There is now an international push for progression the most important question is how do you get agents to people after you get evidence of efficacy. has this been discussed enough
We should also watch to see what success the Wellcome Trust millions bring in terms of drugs to. People The repurposing scheme has come to a close. Having written to the section leaders a couple of weeks ago it was not clear that they had avision outside pharma. Maybe it is time to forward this link to your MP and get an answer about where yoi tax pounds are going because it is not a good use of resource in the trials can never be converted to patient beefit. This ossie is bigger than MS and if the charites got together to lobby government then it would be easy to get this debated and it would be easy to get a hundred thousand signatires
There's a lot in here to consider. I can't speak for my NHS employers, so this is a personal view. First, have a look at the European Medicines Agency's webpage on Adaptive Licensing. It's a pilot under which they work with you to streamline the work needed for a licence by telling you in advance what they can accept and allowing adaptation of work midstream. Second, the BNF price is not the price that NHS hospitals pay – it's the price in the community (more or less). The hospital price of simvastatin 80mg is about half that. On the question of whether the NHS will allow the use of unlicensed medicines, it always has and always will. About a third of the medicines used in paediatrics are unlicensed or used outside their licence (which is the case here – simvastatin is licensed, but not for this use). Finally (for now) NIHR (http://www.nets.nihr.ac.uk/faqs/eligibility) has a route to funds for non-profit research. They work closely with NICE to fill in research gaps. I would argue that full phase III may not be needed. What you need is sufficient evidence to make the prescribing of a statin in a defined group of patients into a medically respectable option. The licence provides some legal protection but so does the Bolam principle where no licence exists (which is – broadly – that what you're doing is what a respectable body of your peers would do). So if MS specialists collectively agree the evidence is strong enough to justify a practice, they then need to satisfy NHS commissioners who – given the relatively low cost – may well agree to support it.

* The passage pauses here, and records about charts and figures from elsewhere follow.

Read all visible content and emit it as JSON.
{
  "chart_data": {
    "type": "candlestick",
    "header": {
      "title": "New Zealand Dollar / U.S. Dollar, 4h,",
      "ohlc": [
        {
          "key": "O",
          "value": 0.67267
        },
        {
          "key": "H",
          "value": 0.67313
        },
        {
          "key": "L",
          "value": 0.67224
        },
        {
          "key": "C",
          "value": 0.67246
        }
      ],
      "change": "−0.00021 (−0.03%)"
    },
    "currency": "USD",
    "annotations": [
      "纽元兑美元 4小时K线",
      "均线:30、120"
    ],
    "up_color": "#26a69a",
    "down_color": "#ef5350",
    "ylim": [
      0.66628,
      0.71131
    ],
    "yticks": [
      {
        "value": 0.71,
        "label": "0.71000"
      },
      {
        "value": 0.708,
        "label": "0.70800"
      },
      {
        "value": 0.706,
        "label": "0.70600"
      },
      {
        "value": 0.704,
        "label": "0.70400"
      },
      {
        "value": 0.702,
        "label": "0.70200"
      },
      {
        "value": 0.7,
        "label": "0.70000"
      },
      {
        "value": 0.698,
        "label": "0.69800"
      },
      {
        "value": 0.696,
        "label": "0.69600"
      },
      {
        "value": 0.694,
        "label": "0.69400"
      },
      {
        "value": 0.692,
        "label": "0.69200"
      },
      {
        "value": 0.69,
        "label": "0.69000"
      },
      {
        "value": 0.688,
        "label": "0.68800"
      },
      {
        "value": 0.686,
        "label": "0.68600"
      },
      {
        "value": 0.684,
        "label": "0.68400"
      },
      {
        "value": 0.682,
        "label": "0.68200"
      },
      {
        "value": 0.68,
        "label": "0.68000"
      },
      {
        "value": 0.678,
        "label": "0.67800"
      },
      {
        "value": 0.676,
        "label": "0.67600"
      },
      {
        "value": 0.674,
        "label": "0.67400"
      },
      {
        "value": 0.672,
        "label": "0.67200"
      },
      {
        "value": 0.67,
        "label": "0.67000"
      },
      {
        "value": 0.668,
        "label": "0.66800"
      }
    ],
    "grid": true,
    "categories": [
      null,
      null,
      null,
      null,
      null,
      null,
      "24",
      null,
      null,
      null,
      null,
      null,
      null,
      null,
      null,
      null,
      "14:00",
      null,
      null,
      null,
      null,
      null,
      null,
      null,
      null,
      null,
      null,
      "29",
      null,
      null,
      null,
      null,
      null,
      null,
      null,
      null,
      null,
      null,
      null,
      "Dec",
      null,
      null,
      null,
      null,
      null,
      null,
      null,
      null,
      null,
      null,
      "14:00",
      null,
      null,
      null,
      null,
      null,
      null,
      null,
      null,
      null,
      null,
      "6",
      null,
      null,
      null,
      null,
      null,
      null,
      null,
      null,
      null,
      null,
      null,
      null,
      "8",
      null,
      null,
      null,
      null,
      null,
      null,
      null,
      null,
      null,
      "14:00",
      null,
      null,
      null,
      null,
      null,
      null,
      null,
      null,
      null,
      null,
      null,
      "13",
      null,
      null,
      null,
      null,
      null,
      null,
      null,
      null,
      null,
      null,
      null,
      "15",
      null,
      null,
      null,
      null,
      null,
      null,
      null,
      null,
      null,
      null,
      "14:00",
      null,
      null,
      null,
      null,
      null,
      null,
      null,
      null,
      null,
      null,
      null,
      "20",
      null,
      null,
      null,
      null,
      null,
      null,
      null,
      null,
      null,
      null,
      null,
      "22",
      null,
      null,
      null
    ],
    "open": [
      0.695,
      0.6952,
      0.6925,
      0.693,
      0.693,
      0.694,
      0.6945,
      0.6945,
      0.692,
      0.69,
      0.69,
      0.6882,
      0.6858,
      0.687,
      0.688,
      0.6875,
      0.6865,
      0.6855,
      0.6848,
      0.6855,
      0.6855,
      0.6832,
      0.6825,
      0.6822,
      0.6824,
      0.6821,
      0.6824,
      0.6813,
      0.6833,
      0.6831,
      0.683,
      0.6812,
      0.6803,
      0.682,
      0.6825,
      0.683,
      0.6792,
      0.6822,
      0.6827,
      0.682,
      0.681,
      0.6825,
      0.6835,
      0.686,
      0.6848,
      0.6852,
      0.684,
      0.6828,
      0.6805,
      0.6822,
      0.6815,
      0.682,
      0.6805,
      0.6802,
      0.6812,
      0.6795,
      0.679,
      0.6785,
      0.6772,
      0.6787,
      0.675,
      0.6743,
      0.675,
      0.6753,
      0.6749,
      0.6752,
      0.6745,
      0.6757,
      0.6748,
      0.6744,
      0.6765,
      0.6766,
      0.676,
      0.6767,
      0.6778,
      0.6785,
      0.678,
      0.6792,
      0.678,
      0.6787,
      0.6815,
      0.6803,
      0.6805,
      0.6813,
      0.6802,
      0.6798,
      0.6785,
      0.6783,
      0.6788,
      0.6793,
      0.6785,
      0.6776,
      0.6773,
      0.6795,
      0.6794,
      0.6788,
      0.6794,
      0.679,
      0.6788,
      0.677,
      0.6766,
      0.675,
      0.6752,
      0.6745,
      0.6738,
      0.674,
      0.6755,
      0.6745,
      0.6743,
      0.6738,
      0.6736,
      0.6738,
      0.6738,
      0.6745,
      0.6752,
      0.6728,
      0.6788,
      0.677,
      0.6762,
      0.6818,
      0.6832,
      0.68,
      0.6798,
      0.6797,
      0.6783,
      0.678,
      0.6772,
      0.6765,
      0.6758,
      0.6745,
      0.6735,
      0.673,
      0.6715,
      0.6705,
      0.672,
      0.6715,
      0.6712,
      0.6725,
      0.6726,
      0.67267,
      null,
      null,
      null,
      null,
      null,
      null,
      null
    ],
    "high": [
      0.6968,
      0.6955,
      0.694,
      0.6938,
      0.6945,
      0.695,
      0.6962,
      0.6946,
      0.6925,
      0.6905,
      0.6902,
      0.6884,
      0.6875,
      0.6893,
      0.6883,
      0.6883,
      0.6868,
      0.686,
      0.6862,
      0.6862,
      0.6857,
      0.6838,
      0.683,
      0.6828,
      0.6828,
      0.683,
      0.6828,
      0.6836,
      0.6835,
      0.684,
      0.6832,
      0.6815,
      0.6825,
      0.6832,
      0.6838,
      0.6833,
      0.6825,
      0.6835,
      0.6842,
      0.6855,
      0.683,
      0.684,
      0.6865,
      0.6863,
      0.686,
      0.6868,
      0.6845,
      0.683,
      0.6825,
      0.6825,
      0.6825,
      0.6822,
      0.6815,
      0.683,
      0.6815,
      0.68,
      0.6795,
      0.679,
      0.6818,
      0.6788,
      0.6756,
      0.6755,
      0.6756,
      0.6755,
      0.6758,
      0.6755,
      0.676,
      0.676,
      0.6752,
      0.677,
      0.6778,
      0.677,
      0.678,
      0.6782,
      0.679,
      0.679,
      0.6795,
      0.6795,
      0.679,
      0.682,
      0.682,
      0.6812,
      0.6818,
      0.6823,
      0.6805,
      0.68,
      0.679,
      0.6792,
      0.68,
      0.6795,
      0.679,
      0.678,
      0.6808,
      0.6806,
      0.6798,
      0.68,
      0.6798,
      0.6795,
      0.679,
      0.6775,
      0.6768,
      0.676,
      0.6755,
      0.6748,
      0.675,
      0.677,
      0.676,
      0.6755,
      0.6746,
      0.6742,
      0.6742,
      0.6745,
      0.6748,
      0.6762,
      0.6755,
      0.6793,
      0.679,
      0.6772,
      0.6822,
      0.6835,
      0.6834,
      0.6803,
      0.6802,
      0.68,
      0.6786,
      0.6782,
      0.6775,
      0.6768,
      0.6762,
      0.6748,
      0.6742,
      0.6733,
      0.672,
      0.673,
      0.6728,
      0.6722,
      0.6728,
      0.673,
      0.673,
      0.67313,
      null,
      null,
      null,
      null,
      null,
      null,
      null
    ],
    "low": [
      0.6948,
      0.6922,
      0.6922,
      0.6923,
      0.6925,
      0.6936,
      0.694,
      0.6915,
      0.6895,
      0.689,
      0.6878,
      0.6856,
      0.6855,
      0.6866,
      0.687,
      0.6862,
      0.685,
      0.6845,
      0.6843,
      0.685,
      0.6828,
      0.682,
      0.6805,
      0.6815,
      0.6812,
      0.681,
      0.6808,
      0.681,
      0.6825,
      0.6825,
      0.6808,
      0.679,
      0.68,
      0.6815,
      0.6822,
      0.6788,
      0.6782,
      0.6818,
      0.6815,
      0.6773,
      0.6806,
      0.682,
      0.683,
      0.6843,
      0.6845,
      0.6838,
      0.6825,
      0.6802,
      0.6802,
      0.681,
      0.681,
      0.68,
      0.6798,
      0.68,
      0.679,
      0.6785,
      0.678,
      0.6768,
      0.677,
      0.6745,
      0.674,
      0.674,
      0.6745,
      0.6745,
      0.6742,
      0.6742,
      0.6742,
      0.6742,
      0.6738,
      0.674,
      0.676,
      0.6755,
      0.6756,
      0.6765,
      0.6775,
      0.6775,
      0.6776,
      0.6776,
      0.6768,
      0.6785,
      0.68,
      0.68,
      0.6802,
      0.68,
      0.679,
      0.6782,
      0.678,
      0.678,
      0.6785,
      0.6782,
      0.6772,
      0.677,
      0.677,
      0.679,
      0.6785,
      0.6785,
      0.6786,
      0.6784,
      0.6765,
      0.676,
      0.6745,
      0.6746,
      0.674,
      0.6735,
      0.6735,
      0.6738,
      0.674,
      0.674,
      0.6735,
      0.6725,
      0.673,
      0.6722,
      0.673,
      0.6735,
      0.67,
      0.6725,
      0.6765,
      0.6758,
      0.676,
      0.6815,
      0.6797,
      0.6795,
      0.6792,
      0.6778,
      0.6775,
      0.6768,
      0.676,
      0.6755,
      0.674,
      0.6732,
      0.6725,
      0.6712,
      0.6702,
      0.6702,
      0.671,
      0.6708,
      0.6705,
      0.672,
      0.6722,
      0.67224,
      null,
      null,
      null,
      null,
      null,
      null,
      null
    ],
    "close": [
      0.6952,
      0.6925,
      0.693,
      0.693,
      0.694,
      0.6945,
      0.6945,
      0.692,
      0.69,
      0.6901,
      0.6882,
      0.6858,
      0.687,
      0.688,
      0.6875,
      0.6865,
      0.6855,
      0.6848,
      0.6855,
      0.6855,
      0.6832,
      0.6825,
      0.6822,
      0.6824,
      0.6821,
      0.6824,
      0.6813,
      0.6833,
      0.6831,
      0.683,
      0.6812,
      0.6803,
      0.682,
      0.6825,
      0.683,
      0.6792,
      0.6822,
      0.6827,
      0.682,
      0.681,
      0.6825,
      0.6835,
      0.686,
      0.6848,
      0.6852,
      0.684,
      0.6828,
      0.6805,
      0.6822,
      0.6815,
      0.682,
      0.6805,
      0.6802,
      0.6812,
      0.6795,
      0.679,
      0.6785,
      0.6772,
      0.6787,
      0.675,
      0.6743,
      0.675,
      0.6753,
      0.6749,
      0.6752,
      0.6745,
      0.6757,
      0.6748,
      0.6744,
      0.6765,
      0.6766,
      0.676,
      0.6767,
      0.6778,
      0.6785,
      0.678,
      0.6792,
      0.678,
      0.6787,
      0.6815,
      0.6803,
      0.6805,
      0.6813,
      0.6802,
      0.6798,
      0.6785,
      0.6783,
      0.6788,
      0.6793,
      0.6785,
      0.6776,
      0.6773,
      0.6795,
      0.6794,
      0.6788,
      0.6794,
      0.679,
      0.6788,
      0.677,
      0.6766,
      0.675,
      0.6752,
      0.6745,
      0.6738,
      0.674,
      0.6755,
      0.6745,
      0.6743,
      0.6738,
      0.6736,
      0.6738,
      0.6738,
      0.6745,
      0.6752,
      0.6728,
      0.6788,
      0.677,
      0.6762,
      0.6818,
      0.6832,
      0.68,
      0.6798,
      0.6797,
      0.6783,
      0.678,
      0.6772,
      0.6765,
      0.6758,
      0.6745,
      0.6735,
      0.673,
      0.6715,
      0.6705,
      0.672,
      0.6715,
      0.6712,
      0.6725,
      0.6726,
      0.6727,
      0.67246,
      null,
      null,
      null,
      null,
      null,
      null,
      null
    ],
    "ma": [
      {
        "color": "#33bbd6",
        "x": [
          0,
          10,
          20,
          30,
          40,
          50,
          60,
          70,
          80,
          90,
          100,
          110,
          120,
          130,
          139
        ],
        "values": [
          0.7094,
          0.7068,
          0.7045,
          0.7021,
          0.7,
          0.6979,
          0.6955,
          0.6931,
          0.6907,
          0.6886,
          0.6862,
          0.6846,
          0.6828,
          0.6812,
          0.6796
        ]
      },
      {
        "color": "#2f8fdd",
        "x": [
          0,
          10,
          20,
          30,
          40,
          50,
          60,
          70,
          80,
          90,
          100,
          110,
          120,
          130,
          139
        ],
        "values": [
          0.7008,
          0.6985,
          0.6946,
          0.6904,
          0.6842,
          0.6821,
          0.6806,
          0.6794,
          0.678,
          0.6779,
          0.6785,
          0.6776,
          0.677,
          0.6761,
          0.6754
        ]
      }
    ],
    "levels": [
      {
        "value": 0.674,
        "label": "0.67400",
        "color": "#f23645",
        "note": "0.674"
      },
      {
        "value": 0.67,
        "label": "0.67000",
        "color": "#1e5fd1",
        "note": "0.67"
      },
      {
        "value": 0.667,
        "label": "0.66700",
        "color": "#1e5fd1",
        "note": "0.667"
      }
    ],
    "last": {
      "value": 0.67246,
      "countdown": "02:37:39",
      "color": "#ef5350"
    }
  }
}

What happens when a licensed product exists and how many trials are needed can you have one system for pharma and another for academics?
The adaptive licensing has just been announced by the EMA and is an approach for companiesThis appears to start with the early authorization of a medicine in a restricted patient population, followed by iterative phases of evidence gathering and adaptations of the marketing authorization to expand access to the medicine to broader patient populations.
I wonder how much this help from the EMA costs? or is this part of their £30,000 fee?
"So if MS specialists agree"……Have you tried to herd cats? :-)Actually there is UK Clinical Trial Network and they do indeed work together
There are some who propose that statins work because they are vitamin d analogues or allow the body to recycle vitamin d, not because of there effect on cholesterol. Any thoughts?
There are other mechanisms independent of cholesterol, implecated such as isoprenoid precursors which affect the Rho pathways there are others
http://star.psy.ohio-state.edu/coglab/Miracle.htmlThis mechanism seems plausible:-)
My husband takes 80mg of Simvastatin to reduce his cholesterol level and doesn't appear to have any adverse effects.My son has PPMS and so far no treatment other than physiotherapy.How can he get on a trial for Simvastatin?